Note que a liberdade é regra e a privação é exceção e apenas poderá ser aplicada quando a Lei e não um estabelecimento assim determinar.
Acrescente-se, ainda, que, a mesma Carta Magna prevê em seu artigo 5º, inciso XXXIII, que o Estado proverá a defesa do consumidor.
Já em seu artigo 170, inciso V, estabelece que “a ordem econômica, fundada na valorização do trabalho humano e na livre iniciativa, tem por fim assegurar a todos existência digna, conforme os ditames da justiça social, observados” alguns princípios, dentre eles defesa do consumidor, entrando em vigor, então, em 11 de setembro de 1990, o Código de Defesa do Consumidor (Lei 8.078/90).
O Código de Defesa do Consumidor em seu artigo 6º, inciso IV, determina que é direito do consumidor a proteção contra cláusulas abusivas impostas pelo fornecedor.
Consubstanciado em tal garantia, o artigo 39, inciso II, é claro ao estabelecer que “é vedado ao fornecedor de produtos ou serviços” recusar atendimento às demandas dos consumidores, “de conformidade com os usos e costumes”.
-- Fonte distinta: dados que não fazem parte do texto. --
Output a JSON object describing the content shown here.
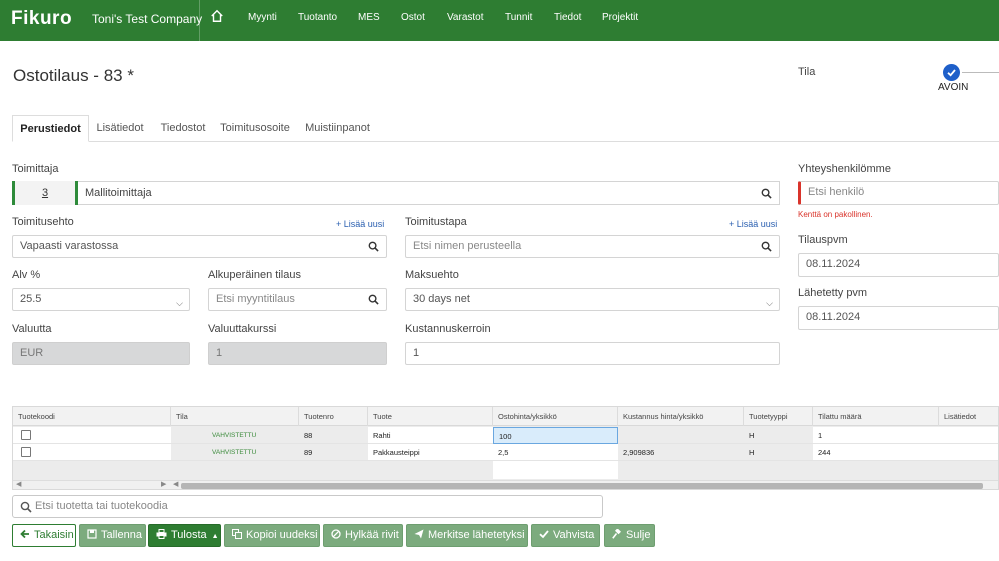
{
  "app": {
    "brand": "Fikuro",
    "company": "Toni's Test Company",
    "nav": [
      "Myynti",
      "Tuotanto",
      "MES",
      "Ostot",
      "Varastot",
      "Tunnit",
      "Tiedot",
      "Projektit"
    ]
  },
  "page": {
    "title": "Ostotilaus - 83 *"
  },
  "status": {
    "label": "Tila",
    "value": "AVOIN"
  },
  "tabs": [
    "Perustiedot",
    "Lisätiedot",
    "Tiedostot",
    "Toimitusosoite",
    "Muistiinpanot"
  ],
  "form": {
    "supplier_label": "Toimittaja",
    "supplier_number": "3",
    "supplier_name": "Mallitoimittaja",
    "contact_label": "Yhteyshenkilömme",
    "contact_placeholder": "Etsi henkilö",
    "contact_error": "Kenttä on pakollinen.",
    "delivery_terms_label": "Toimitusehto",
    "delivery_terms_value": "Vapaasti varastossa",
    "delivery_method_label": "Toimitustapa",
    "delivery_method_placeholder": "Etsi nimen perusteella",
    "add_new": "+ Lisää uusi",
    "order_date_label": "Tilauspvm",
    "order_date_value": "08.11.2024",
    "vat_label": "Alv %",
    "vat_value": "25.5",
    "original_order_label": "Alkuperäinen tilaus",
    "original_order_placeholder": "Etsi myyntitilaus",
    "payment_terms_label": "Maksuehto",
    "payment_terms_value": "30 days net",
    "sent_date_label": "Lähetetty pvm",
    "sent_date_value": "08.11.2024",
    "currency_label": "Valuutta",
    "currency_value": "EUR",
    "rate_label": "Valuuttakurssi",
    "rate_value": "1",
    "cost_factor_label": "Kustannuskerroin",
    "cost_factor_value": "1"
  },
  "grid": {
    "headers": [
      "Tuotekoodi",
      "Tila",
      "Tuotenro",
      "Tuote",
      "Ostohinta/yksikkö",
      "Kustannus hinta/yksikkö",
      "Tuotetyyppi",
      "Tilattu määrä",
      "Lisätiedot"
    ],
    "rows": [
      {
        "status": "VAHVISTETTU",
        "number": "88",
        "product": "Rahti",
        "price": "100",
        "cost": "",
        "type": "H",
        "qty": "1"
      },
      {
        "status": "VAHVISTETTU",
        "number": "89",
        "product": "Pakkausteippi",
        "price": "2,5",
        "cost": "2,909836",
        "type": "H",
        "qty": "244"
      }
    ]
  },
  "search": {
    "placeholder": "Etsi tuotetta tai tuotekoodia"
  },
  "actions": {
    "back": "Takaisin",
    "save": "Tallenna",
    "print": "Tulosta",
    "copy": "Kopioi uudeksi",
    "reject": "Hylkää rivit",
    "mark_sent": "Merkitse lähetetyksi",
    "confirm": "Vahvista",
    "close": "Sulje"
  }
}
Já o artigo 51 do Código de Defesa do Consumidor, em seu inciso IV, impõe que é nula a cláusula (exigência), mesmo que verbal, do fornecedor que estabeleça obrigação considerada abusiva, isto é, uma vantagem exagerada do fornecedor ou incompatível com a boa-fé.
É aqui o ponto chave da nossa tese.
Quem nunca, antes de iniciar algum tipo de negócio ou tratativa, pensou num café? Sem dúvida, o café conecta pessoas.
Eu mesma, em todos os negócios iniciados nos meus últimos 20 anos, sempre houve o pedido de um café.
Logo, o cafezinho está intimamente ligado a uma conversa, em especial, de negócios e, e se estamos fora das nossas empresas, é numa padaria ou cafeteria que temos a capacidade de atingir esse triângulo: café, conversa, negócios.
Não é por outra razão que a palavra “café” está presente em denominações de eventos, blogs, redes sociais, programas de TV, dentre outros que exploram o mundo empresarial.
Sendo assim, o fornecedor, ao impedir o consumidor dentro da padaria, de fazer negócios ou abrir seu notebook enquanto estão consumindo, mediante o pagamento do serviço por ele prestado, viola a legislação vigente aos princípios da boa-fé, da harmonia, da proporcionalidade e da razoabilidade.
E para aqueles que ainda têm dúvida de que o fornecedor não tem poderes para criar as leis que bem entender em seu estabelecimento, lembre-se daquelas regras impostas que são proibidas e rechaçadas pelo Estado, tais como: consumação mínima em danceterias e boates; limitação da quantidade de compra de produtos em promoção; limite de valor mínimo de compra no cartão de débito e/ou crédito, dentre outros.
Que tal um cafezinho para continuarmos nossa conversa?